By pointing at each other, there is no established canonical or “default” URL to use as both are of equal footing. In such case, a search engine like Google may have to decide on its own, sometimes against your desired results. To fix the issue above, pick one and adopt it across all URL versions with same content.

For the URL http://www.website.com/rightURL.html you apply the following code:
<link rel="canonical" href="http://www.website.com/rightURL.html">

But for the URL http://www.website.com/rightURL.html you apply the following code:
<link rel="canonical" href="http://www.website.com/correctURL.html">

Using canonical tag, here are a few illustrations when we make this tag useful.

Issue 1: Your website can be accessed in both HTTP and HTTPS versions.
Clearly the issue of duplicate content is evident since simply changing the protocol from secured to non-secured URL (or vice versa) produces the same content.

Solution: It might be tempting to adopt the HTTPS as the default canonical URL if we adopt the assumption that secured pages will eventually outrank their non-secured counterparts, but if existing ranking pages are in the HTTP format, it would be prudent to adopt it as rel canonical URL especially if they have the advantage on inbound links and HTTPS has just been implemented.

Issue 2: Your website’s CMS generates case-sensitive URLs.
Some CMS have this notorious characteristic of churning out case-sensitive URLs. Even though we can all access the same URLs as long as the spelling is correct, search engines see them as different and therefore pose issues especially when inbound links point to a variety of URL versions.

Solution: Apply the rel canonical for URL as you adopt a standard format
A commonly used URL format is the lowercase and applying this on your tag helps establish “official” URLs search engines will honor as they bypass old-fashioned and, in my opinion, dirty looking combination of upper and lowercase letters.

Issue 3: Your website has multiple pages that share common content
For instance, your e-commerce site sells clothing such as shirts and pants, and while each product has its own description, sub pages feature the same product description, only varying parameters like color, price, availability and size.

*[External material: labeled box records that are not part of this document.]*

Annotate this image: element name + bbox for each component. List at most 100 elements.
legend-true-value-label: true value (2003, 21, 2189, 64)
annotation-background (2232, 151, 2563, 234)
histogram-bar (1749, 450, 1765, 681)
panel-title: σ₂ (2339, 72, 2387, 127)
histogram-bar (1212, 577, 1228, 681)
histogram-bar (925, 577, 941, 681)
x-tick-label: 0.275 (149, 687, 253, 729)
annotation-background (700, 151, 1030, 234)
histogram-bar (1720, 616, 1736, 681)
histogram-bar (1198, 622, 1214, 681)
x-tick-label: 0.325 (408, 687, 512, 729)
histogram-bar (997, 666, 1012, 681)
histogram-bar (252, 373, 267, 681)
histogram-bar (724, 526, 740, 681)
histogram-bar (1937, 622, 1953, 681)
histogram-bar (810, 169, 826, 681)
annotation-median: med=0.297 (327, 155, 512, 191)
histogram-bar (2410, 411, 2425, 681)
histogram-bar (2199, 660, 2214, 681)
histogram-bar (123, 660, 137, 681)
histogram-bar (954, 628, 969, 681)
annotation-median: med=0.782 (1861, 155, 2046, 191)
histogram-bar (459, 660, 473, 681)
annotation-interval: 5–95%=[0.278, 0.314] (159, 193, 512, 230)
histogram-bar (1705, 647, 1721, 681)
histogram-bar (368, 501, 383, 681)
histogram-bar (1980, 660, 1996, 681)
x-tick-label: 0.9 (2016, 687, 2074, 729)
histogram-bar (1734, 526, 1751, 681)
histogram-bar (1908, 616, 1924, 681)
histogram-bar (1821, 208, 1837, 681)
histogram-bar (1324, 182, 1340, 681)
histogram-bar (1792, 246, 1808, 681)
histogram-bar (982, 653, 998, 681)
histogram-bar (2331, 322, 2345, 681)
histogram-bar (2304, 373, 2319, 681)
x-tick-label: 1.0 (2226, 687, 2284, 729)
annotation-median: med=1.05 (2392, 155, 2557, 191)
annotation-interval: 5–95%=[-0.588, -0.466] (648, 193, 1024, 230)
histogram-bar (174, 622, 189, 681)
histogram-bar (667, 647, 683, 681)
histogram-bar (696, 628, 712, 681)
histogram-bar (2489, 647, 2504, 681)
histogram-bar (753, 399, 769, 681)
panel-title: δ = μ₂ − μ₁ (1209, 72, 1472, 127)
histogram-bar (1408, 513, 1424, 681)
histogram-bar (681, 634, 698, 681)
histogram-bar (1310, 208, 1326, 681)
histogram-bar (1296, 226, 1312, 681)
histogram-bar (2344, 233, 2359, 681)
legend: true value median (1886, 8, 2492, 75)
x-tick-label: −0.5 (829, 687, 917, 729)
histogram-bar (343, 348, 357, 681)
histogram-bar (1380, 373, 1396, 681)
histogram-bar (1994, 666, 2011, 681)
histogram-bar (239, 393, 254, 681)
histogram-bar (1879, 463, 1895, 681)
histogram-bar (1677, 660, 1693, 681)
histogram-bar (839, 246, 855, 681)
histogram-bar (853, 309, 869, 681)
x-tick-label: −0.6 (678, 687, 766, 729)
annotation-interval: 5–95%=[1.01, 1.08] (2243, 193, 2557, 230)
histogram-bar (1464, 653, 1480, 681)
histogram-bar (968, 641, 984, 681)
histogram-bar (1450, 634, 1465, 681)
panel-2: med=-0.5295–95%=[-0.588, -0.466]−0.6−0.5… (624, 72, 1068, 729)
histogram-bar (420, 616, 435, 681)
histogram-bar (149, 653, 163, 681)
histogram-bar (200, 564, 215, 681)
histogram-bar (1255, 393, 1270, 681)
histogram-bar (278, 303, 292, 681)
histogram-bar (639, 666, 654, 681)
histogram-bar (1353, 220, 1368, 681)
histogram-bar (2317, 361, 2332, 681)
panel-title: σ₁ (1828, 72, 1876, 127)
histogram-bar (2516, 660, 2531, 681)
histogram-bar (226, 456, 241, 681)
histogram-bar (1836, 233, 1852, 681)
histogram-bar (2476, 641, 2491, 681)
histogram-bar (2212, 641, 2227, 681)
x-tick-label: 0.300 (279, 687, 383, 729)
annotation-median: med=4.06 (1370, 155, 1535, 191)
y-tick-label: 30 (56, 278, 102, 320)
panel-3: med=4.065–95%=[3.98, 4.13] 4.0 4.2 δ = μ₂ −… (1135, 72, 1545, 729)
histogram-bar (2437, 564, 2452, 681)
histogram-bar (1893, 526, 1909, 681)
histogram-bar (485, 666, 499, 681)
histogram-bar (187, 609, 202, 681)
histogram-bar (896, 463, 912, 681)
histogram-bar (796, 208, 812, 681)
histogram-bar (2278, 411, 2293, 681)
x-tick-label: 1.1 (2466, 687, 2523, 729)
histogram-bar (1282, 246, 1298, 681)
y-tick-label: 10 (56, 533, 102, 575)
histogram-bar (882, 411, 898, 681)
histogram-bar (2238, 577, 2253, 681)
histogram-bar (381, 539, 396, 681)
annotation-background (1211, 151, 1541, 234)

Should you use canonical URL to point towards the default/parent product page?

Solution: These pages are unique enough not to warrant a URL canonical tag and waste the very reason why such sub pages exist. Note that some of the long tail keywords people search online may include modifiers such as color, size or price.

Issue 4: Your website contains pages with multiple content sorting options.

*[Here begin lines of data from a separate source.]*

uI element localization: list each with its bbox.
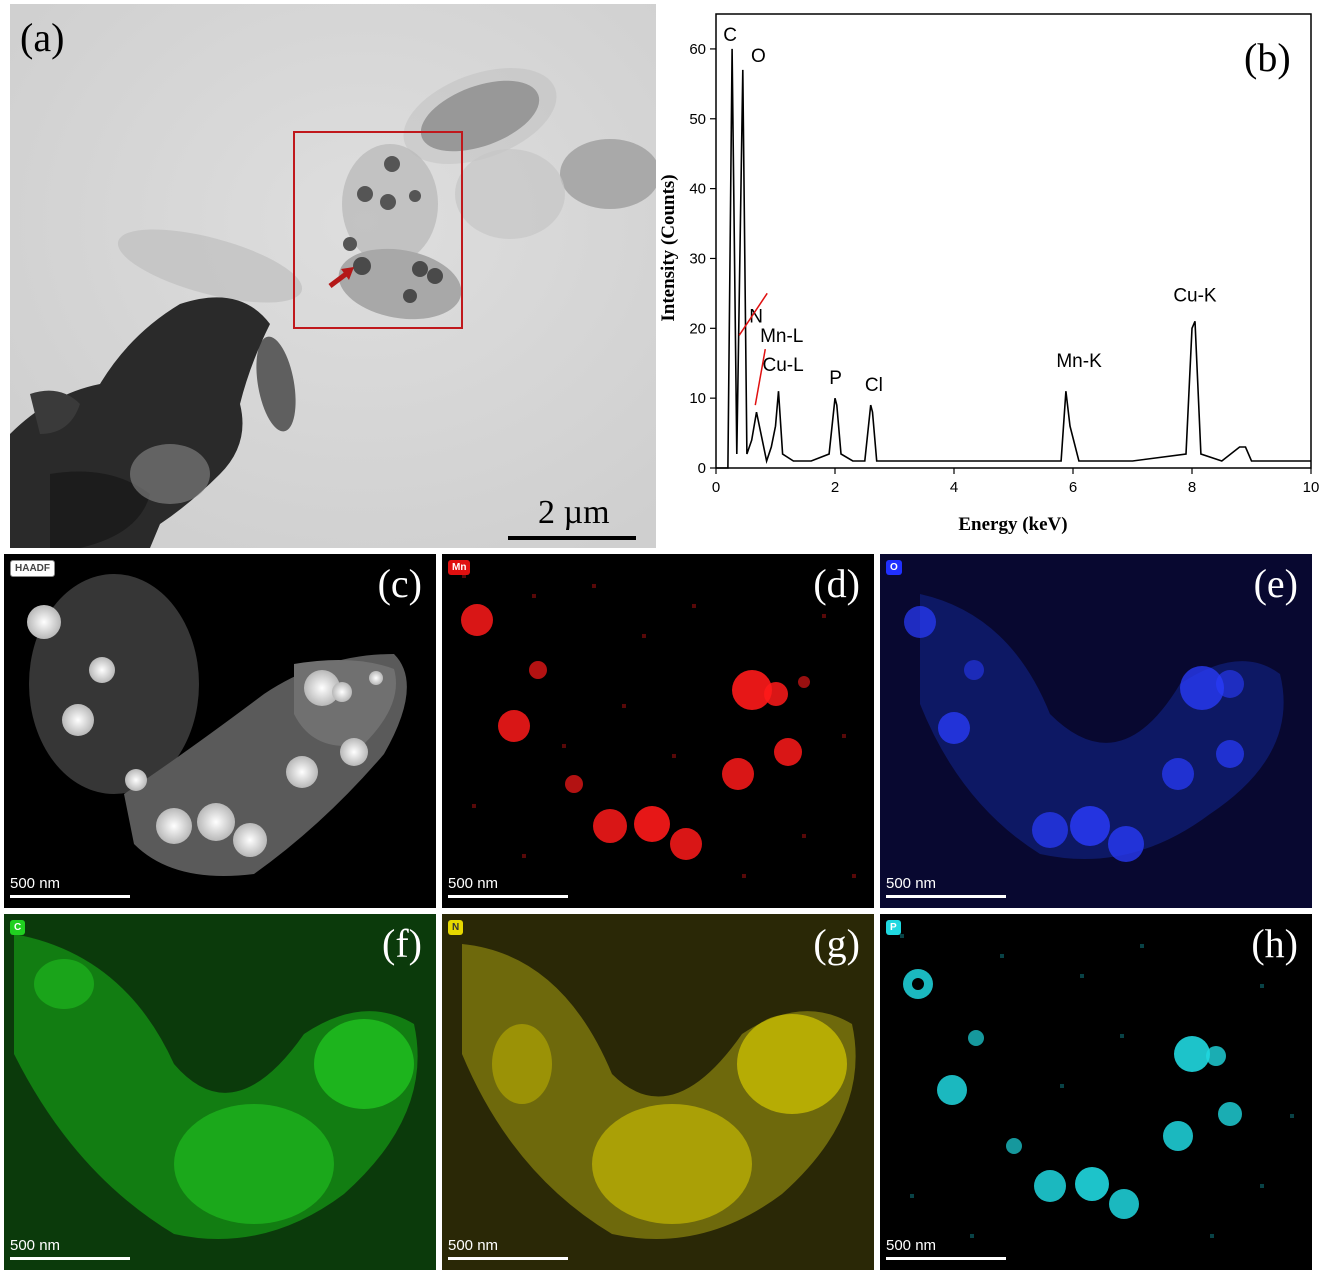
panel-e-o-map: O (e) 500 nm (880, 554, 1312, 908)
scale-bar-e (886, 895, 1006, 898)
o-map-image (880, 554, 1312, 908)
scale-bar-h (886, 1257, 1006, 1260)
panel-label-e: (e) (1253, 561, 1298, 606)
panel-label-g: (g) (813, 921, 860, 966)
badge-haadf: HAADF (10, 560, 55, 577)
scale-bar-g (448, 1257, 568, 1260)
peak-label: Mn-L (760, 326, 803, 347)
panel-label-h: (h) (1251, 921, 1298, 966)
panel-b-eds-spectrum: 0 2 4 6 8 10 0 10 20 30 40 50 60 C O N Mn-L Cu-L P Cl Mn-K C… (656, 4, 1325, 548)
x-tick-label: 6 (1069, 479, 1077, 496)
badge-p: P (886, 920, 901, 935)
y-tick-label: 20 (689, 320, 706, 337)
scale-bar-c (10, 895, 130, 898)
p-map-image (900, 934, 1294, 1238)
scale-label-d: 500 nm (448, 875, 499, 892)
scale-bar-label: 2 µm (538, 494, 610, 531)
scale-label-h: 500 nm (886, 1237, 937, 1254)
y-tick-label: 40 (689, 181, 706, 198)
panel-g-n-map: N (g) 500 nm (442, 914, 874, 1270)
y-tick-label: 10 (689, 390, 706, 407)
arrow-icon (328, 267, 354, 288)
peak-label: N (749, 306, 763, 327)
haadf-image (27, 574, 407, 876)
peak-label: P (829, 368, 842, 389)
scale-label-e: 500 nm (886, 875, 937, 892)
c-map-image (4, 914, 436, 1270)
eds-chart: 0 2 4 6 8 10 0 10 20 30 40 50 60 CO NMn-L Cu-L P Cl Mn-K C… (658, 13, 1320, 535)
badge-o: O (886, 560, 902, 575)
y-tick-label: 30 (689, 250, 706, 267)
y-tick-label: 50 (689, 111, 706, 128)
peak-label: O (751, 46, 766, 67)
tem-micrograph (10, 4, 656, 548)
plot-frame (715, 13, 1312, 469)
panel-label-c: (c) (377, 561, 422, 606)
x-tick-label: 10 (1303, 479, 1320, 496)
badge-mn: Mn (448, 560, 471, 575)
panel-label-a: (a) (20, 15, 65, 60)
selection-box (293, 131, 463, 329)
n-arrow (738, 292, 768, 336)
panel-c-haadf: HAADF (c) 500 nm (4, 554, 436, 908)
badge-c: C (10, 920, 26, 935)
panel-label-b: (b) (1244, 35, 1291, 80)
scale-label-g: 500 nm (448, 1237, 499, 1254)
x-tick-label: 8 (1188, 479, 1196, 496)
panel-h-p-map: P (h) 500 nm (880, 914, 1312, 1270)
scale-bar-f (10, 1257, 130, 1260)
mn-map-image (461, 574, 856, 878)
spectrum-line (716, 48, 1311, 469)
scale-label-f: 500 nm (10, 1237, 61, 1254)
x-tick-label: 2 (831, 479, 839, 496)
panel-label-f: (f) (382, 921, 422, 966)
mn-l-arrow (754, 349, 767, 406)
panel-d-mn-map: Mn (d) 500 nm (442, 554, 874, 908)
y-axis-title: Intensity (Counts) (658, 174, 679, 321)
peak-label: Cu-L (762, 355, 803, 376)
x-tick-label: 0 (712, 479, 720, 496)
panel-label-d: (d) (813, 561, 860, 606)
panel-f-c-map: C (f) 500 nm (4, 914, 436, 1270)
scale-bar-d (448, 895, 568, 898)
peak-label: Mn-K (1056, 351, 1102, 372)
peak-label: Cu-K (1173, 285, 1217, 306)
panel-a-tem-image: (a) 2 µm (10, 4, 656, 548)
n-map-image (442, 914, 874, 1270)
scale-label-c: 500 nm (10, 875, 61, 892)
peak-label: C (723, 25, 737, 46)
peak-label: Cl (865, 375, 883, 396)
scale-bar (508, 536, 636, 540)
x-axis-title: Energy (keV) (958, 514, 1067, 535)
y-tick-label: 0 (698, 460, 706, 477)
y-tick-label: 60 (689, 41, 706, 58)
badge-n: N (448, 920, 464, 935)
x-tick-label: 4 (950, 479, 958, 496)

For example, a category product page is composed of hotel rooms sorted by price by default. Another variation of the page displays hotels sorted by ratings, another for stars, and so on. Should I implement rel canonical?

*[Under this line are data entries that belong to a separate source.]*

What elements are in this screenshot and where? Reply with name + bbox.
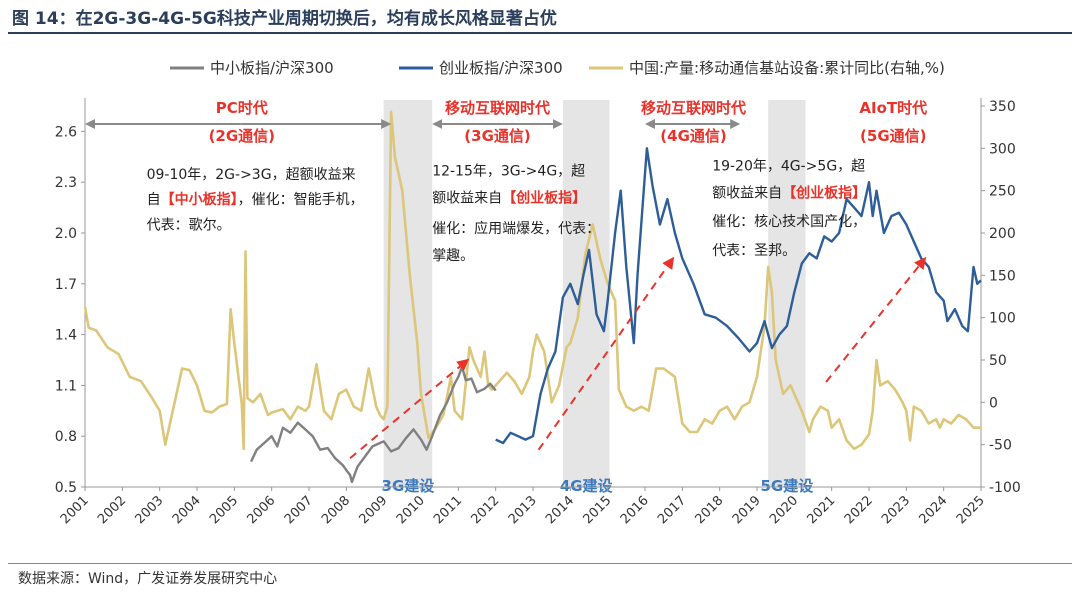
- note-text: ，催化：智能手机，: [238, 192, 364, 208]
- x-tick-label: 2015: [580, 493, 614, 527]
- series-line-chinext: [495, 147, 982, 445]
- footer-divider: [8, 563, 1072, 564]
- x-tick-label: 2005: [207, 493, 241, 527]
- note-line: 催化：核心技术国产化，: [712, 214, 866, 230]
- legend-label: 中国:产量:移动通信基站设备:累计同比(右轴,%): [629, 59, 945, 77]
- title-divider: [8, 32, 1072, 34]
- y-right-tick-label: 300: [989, 141, 1016, 157]
- note-line: 额收益来自【创业板指】: [432, 190, 586, 207]
- era-title: PC时代: [216, 99, 268, 117]
- trend-arrow: [537, 256, 675, 451]
- y-right-tick-label: 200: [989, 226, 1016, 242]
- era-subtitle: (5G通信): [860, 127, 926, 145]
- x-tick-label: 2019: [730, 493, 764, 527]
- x-tick-label: 2014: [543, 493, 577, 527]
- legend-label: 中小板指/沪深300: [210, 59, 334, 77]
- series-line-basestation: [83, 110, 981, 451]
- x-tick-label: 2021: [804, 493, 838, 527]
- x-tick-label: 2009: [356, 493, 390, 527]
- y-right-tick-label: 50: [989, 353, 1007, 369]
- x-tick-label: 2003: [132, 493, 166, 527]
- y-left-tick-label: 2.6: [55, 124, 77, 140]
- shaded-period-label: 3G建设: [382, 477, 435, 495]
- era-title: AIoT时代: [859, 99, 927, 117]
- y-right-tick-label: 100: [989, 311, 1016, 327]
- note-line: 19-20年，4G->5G，超: [712, 158, 865, 174]
- chart-title: 图 14：在2G-3G-4G-5G科技产业周期切换后，均有成长风格显著占优: [12, 9, 557, 29]
- series-line-smallcap: [250, 365, 497, 484]
- y-left-tick-label: 0.8: [55, 429, 77, 445]
- x-tick-label: 2001: [58, 493, 92, 527]
- note-highlight: 【创业板指】: [502, 190, 586, 207]
- shaded-period: [383, 100, 433, 487]
- trend-arrow: [825, 256, 927, 383]
- x-tick-label: 2020: [767, 493, 801, 527]
- y-right-tick-label: 150: [989, 268, 1016, 284]
- note-line: 掌趣。: [432, 248, 474, 264]
- x-tick-label: 2012: [468, 493, 502, 527]
- note-line: 12-15年，3G->4G，超: [432, 163, 585, 179]
- era-title: 移动互联网时代: [445, 99, 550, 117]
- x-tick-label: 2006: [244, 493, 278, 527]
- y-left-tick-label: 1.7: [55, 277, 77, 293]
- trend-arrow: [349, 358, 470, 459]
- note-text: 自: [147, 192, 161, 208]
- note-highlight: 【中小板指】: [161, 191, 238, 208]
- era-title: 移动互联网时代: [641, 99, 746, 117]
- x-tick-label: 2018: [692, 493, 726, 527]
- x-tick-label: 2024: [916, 493, 950, 527]
- note-line: 催化：应用端爆发，代表：: [432, 220, 600, 237]
- x-tick-label: 2010: [394, 493, 428, 527]
- y-right-tick-label: -100: [989, 480, 1021, 496]
- y-right-tick-label: 250: [989, 184, 1016, 200]
- x-tick-label: 2017: [655, 493, 689, 527]
- legend-label: 创业板指/沪深300: [439, 59, 563, 77]
- x-tick-label: 2007: [282, 493, 316, 527]
- y-left-tick-label: 2.0: [55, 226, 77, 242]
- y-right-tick-label: -50: [989, 438, 1012, 454]
- y-left-tick-label: 0.5: [55, 480, 77, 496]
- y-right-tick-label: 0: [989, 395, 998, 411]
- x-tick-label: 2025: [954, 493, 988, 527]
- x-tick-label: 2002: [95, 493, 129, 527]
- x-tick-label: 2013: [506, 493, 540, 527]
- shaded-period-label: 4G建设: [560, 477, 613, 495]
- y-left-tick-label: 1.4: [55, 328, 77, 344]
- note-line: 自【中小板指】，催化：智能手机，: [147, 191, 364, 208]
- source-note: 数据来源：Wind，广发证券发展研究中心: [18, 571, 278, 587]
- note-text: 额收益来自: [712, 185, 782, 201]
- chart-canvas: 3G建设 4G建设 5G建设 2001 2002 2003 2004 2005 2006 200…: [55, 59, 1021, 527]
- y-right-tick-label: 350: [989, 99, 1016, 115]
- note-line: 额收益来自【创业板指】: [712, 184, 866, 201]
- note-highlight: 【创业板指】: [782, 184, 866, 201]
- note-line: 代表：歌尔。: [147, 218, 231, 234]
- note-text: 额收益来自: [432, 191, 502, 207]
- y-left-tick-label: 2.3: [55, 175, 77, 191]
- shaded-period: [562, 100, 610, 487]
- note-line: 代表：圣邦。: [712, 243, 796, 259]
- shaded-period-label: 5G建设: [760, 477, 813, 495]
- shaded-period: [768, 100, 806, 487]
- x-tick-label: 2022: [842, 493, 876, 527]
- era-subtitle: (3G通信): [464, 127, 530, 145]
- x-tick-label: 2011: [431, 493, 465, 527]
- x-tick-label: 2004: [170, 493, 204, 527]
- x-tick-label: 2023: [879, 493, 913, 527]
- y-left-tick-label: 1.1: [55, 378, 77, 394]
- note-line: 09-10年，2G->3G，超额收益来: [147, 167, 356, 183]
- x-tick-label: 2008: [319, 493, 353, 527]
- x-tick-label: 2016: [618, 493, 652, 527]
- era-subtitle: (2G通信): [209, 127, 275, 145]
- era-subtitle: (4G通信): [660, 127, 726, 145]
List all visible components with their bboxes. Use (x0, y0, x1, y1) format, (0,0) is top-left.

Solution: The content remains the same regardless what the sorting order is, so it makes sense to pick the most likely page people would access (and evaluate hotels more easily) and apply this as default canonical URL.

Conclusion:
If we have a good understanding of what duplicate page/URL is, usage of rel canonical to deal with duplicate content should be pretty straightforward. It should understood as consolidating different URL versions of the same page to achieve consistency and help search engines understand our preference while making good use crawl budget.